Ransomware attacks lock 2 Manitoba law firms out of computer systems

Work at two Manitoba law firms is at a virtual standstill after cyber attacks left staff without access to their computer systems, locking out digital files, emails and data backups.

The Law Society of Manitoba said entire computer systems at the two firms were infected with ransomware, a type of virus that blocks access to computers or files until a ransom is paid, in the last two weeks.

It left lawyers and staff at the firms without access to client lists, emails, accounting and financial information, photos and other digital files. Cloud backups were also locked. 

"It is suspected that someone clicked on a link or an attachment in an email that was infected with a virus which in turn infected the firms' entire systems," read a notice on the society's website. 

Kristin Dangerfield, the chief executive officer of the Law Society of Manitoba, said the two attacks weren't the first against Manitoba firms, but coming in the midst of a pandemic doesn't make it easier.

"At any time this would be a challenge, but in this environment, even more so," Dangerfield said.

The firms have been asked to pay an "enormous" ransom to regain access to any of their work, the society said.

Dangerfield said she isn't aware of what the firms are doing with regard to payment of any ransoms and said she wouldn't speak publicly about it if she did know.

She also wouldn't name the firms that were attacked.

"It would be inappropriate for us to do that and we expect the firms to notify their clients directly," Dangerfield said.

The law society identified the ransomware virus as Maze. A global cyber crime group of the same name claimed to be responsible for a number of similar incidents in the last six months. 

In Dec. 2019, Virden, Man.-based insurance and financial brokerage company Andrew Agencies confirmed it fell victim to a similar ransomware attack. 

Just one month after that, a Toronto construction firm that has won millions of dollars worth of contracts with the military and other federal departments was also hit.
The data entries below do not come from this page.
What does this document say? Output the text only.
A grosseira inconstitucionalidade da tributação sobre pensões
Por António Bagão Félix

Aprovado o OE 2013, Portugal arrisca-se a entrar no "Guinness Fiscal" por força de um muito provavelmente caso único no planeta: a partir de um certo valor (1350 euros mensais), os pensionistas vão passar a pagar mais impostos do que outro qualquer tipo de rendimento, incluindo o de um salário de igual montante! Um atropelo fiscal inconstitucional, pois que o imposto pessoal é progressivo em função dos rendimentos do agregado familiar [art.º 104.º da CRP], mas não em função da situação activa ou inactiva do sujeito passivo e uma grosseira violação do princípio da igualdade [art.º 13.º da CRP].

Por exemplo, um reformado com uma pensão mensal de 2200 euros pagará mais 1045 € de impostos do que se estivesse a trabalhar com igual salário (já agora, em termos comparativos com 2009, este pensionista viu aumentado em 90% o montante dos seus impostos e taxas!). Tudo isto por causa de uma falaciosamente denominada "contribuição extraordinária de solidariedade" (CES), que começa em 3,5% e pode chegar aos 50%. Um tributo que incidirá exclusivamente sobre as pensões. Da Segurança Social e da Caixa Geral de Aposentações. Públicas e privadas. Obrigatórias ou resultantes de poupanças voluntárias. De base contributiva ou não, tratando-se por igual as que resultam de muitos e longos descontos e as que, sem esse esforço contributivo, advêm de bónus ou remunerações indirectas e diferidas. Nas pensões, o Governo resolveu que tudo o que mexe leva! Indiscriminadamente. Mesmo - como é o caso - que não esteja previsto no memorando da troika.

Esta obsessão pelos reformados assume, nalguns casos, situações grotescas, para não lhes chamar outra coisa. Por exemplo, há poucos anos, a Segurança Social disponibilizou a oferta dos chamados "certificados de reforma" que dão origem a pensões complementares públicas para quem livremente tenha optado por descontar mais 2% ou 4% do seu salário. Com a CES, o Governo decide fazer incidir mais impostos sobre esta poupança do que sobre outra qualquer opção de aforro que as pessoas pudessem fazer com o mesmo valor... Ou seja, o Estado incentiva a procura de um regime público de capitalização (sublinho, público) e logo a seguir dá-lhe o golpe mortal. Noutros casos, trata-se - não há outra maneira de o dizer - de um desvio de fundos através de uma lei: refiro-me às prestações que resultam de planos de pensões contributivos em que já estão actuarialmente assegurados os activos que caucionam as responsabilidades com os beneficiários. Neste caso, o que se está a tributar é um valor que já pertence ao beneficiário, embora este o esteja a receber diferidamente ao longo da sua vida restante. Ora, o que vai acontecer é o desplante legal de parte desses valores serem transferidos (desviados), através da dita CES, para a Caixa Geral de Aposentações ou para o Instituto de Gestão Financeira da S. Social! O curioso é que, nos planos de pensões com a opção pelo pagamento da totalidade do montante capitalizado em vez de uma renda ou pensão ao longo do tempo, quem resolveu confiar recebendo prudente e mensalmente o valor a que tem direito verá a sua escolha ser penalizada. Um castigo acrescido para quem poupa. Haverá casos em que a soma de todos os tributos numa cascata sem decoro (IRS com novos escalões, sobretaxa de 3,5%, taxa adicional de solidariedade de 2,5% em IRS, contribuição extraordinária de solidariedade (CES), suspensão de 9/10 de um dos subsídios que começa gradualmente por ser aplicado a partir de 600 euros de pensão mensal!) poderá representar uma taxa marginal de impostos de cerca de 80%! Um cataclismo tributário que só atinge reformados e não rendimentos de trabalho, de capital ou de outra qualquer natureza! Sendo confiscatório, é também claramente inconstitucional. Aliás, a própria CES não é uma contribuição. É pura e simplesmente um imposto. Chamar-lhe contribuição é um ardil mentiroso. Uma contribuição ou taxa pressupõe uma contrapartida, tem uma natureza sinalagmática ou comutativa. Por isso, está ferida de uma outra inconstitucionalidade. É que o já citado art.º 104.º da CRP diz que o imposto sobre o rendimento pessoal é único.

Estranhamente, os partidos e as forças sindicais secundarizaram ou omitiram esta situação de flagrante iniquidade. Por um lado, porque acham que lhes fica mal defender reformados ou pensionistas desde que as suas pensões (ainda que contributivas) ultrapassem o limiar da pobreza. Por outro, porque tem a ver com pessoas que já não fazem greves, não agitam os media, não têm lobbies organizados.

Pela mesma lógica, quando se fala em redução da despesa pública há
Bird Construction wouldn't say at the time whether they paid their cyber-assailants.

Cyber attack coverage 

All law firms Manitoba have mandatory cyber attack coverage and are getting direction from a law firm in Toronto as to how to manage through the data breach, Dangerfield said. 

She said the firms can use paper records and court filings to retrieve some of their data, but acknowledges lawyers have an an enormous amount of privileged and confidential information that needs to stay out of the wrong hands.

However, the firms may never get the information back.

"At this point, we do not know when or if they will ever regain complete access to their kidnapped data," the law society's warning said.

But cyber security expert Eddie Phillips said the situation may get even worse.

"If it's one of the versions that can steal the data ...[the cyber attackers may say] pay us or we are going to leak the data," Phillips said. "For a law firm, that could be devastating."

Phillips company, Shield Networks Inc., provides education to organizations on how to watch closely for these kind of cyber intrusions, but the perpetrators are remarkably successful.

Education for staff on what to look for, Phillips said, is critical to defending against those intrusions.

The cyber security consultant said between payoffs, lost wages and IT consultants, ransomware has cost approximately $1.6 trillion in the last two years alone.

"It's absolutely insane the things they can do," Phillips told CBC News.

• 'Definite uptick': Global wave of ransomware attacks hitting Canadian organizations

The warning from the Law Society of Manitoba to the rest of the province's lawyers is explicit.

• Cybersecurity firm says criminals are preying on coronavirus fears to spread malware

"You are vulnerable. A ransomware virus could take over and lock down everything a lawyer or law firm has ever created electronically." 

Phillips said he too has heard more and more about hackers "riding on the back of fear" of COVID-19 to suck in unsuspecting victims, again warning people to watch what they click and be informed. 

The law society's notice said email attachments claiming to include COVID-19 outbreak maps, links to register for seminars or links to information purportedly from vendors about the disease have been suspect, but Dangerfield wouldn't confirm that's the case here. 

"Prevention and preparation is your only defence," Phillips said.